De Voorzitter van de Tweede Kamer
der Staten-Generaal
Postbus 20018
2500 EA DEN HAAG

GMT/VDG 2879651

3 november 2008

In de brief van de Vaste commissie voor Volksgezondheid, Welzijn en Sport van 16 september 2008 (kenmerk 29477-62/2008D04760) over de nadere invulling van de Langetermijnvisie geneesmiddelenvoorziening, verzoekt u mij een stand van zaken-brief te sturen brief “ter voorbereiding van een op korte termijn te houden (vervolg) algemeen overleg over het preferentiebeleid geneesmiddelen, waarin ook uw reactie op het NZa-onderzoek naar de gevolgen van de invoering van het preferentiebeleid wordt gegeven, alsmede op de kwestie van de kostendekkendheid van geneesmiddelentarieven”.

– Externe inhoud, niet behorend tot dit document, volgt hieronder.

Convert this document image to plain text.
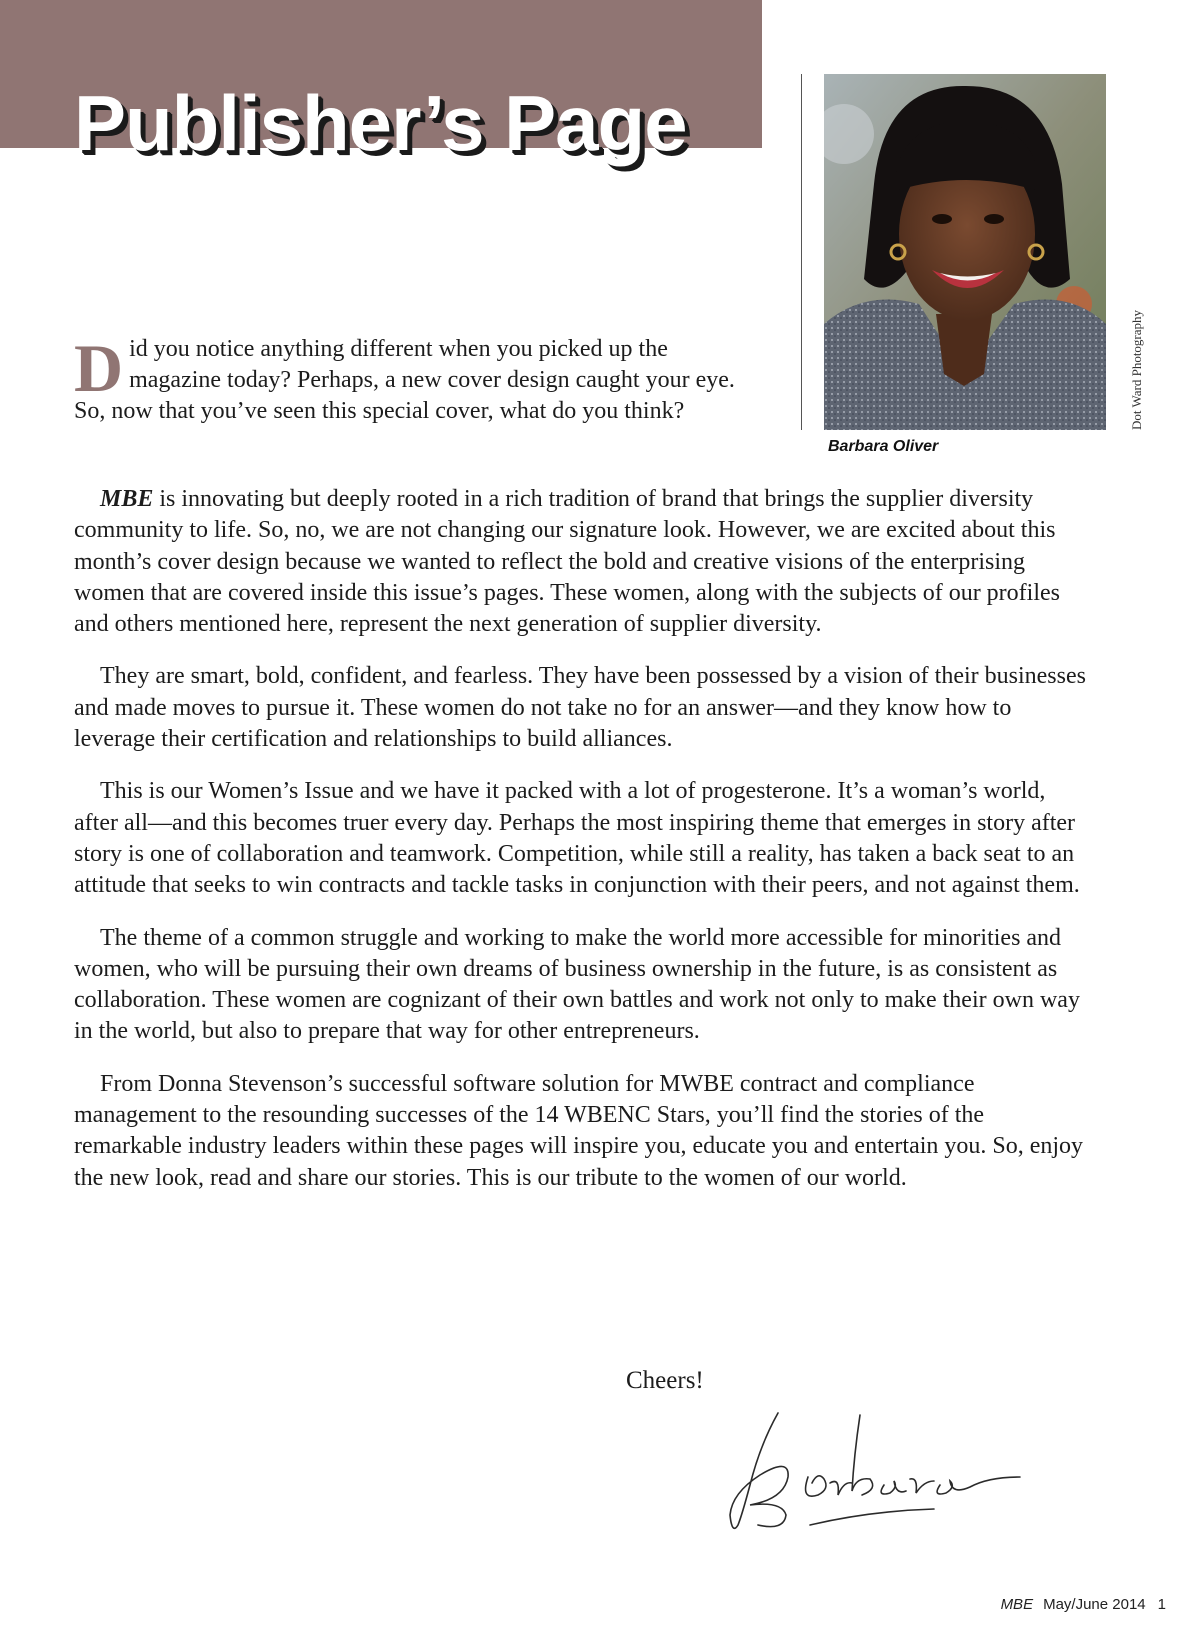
Publisher’s Page
Barbara Oliver
Dot Ward Photography

Did you notice anything different when you picked up the magazine today? Perhaps, a new cover design caught your eye. So, now that you’ve seen this special cover, what do you think?

MBE is innovating but deeply rooted in a rich tradition of brand that brings the supplier diversity community to life. So, no, we are not changing our signature look. However, we are excited about this month’s cover design because we wanted to reflect the bold and creative visions of the enterprising women that are covered inside this issue’s pages. These women, along with the subjects of our profiles and others mentioned here, represent the next generation of supplier diversity.

They are smart, bold, confident, and fearless. They have been possessed by a vision of their businesses and made moves to pursue it. These women do not take no for an answer—and they know how to leverage their certification and relationships to build alliances.

This is our Women’s Issue and we have it packed with a lot of progesterone. It’s a woman’s world, after all—and this becomes truer every day. Perhaps the most inspiring theme that emerges in story after story is one of collaboration and teamwork. Competition, while still a reality, has taken a back seat to an attitude that seeks to win contracts and tackle tasks in conjunction with their peers, and not against them.

The theme of a common struggle and working to make the world more accessible for minorities and women, who will be pursuing their own dreams of business ownership in the future, is as consistent as collaboration. These women are cognizant of their own battles and work not only to make their own way in the world, but also to prepare that way for other entrepreneurs.

From Donna Stevenson’s successful software solution for MWBE contract and compliance management to the resounding successes of the 14 WBENC Stars, you’ll find the stories of the remarkable industry leaders within these pages will inspire you, educate you and entertain you. So, enjoy the new look, read and share our stories. This is our tribute to the women of our world.

Cheers!
MBE May/June 2014 1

Ik voldoe graag aan uw verzoek. Daarnaast zal ik ook ingaan op de vraag zoals die in het algemeen overleg van 2 juli 2008 en het in VAO van 3 juli aan de orde is geweest hoe apotheekhoudenden voor een tijdelijke financiële ondersteuning in aanmerking kunnen komen en welke criteria de Nederlandse Zorgautoriteit (NZa) daarbij hanteert.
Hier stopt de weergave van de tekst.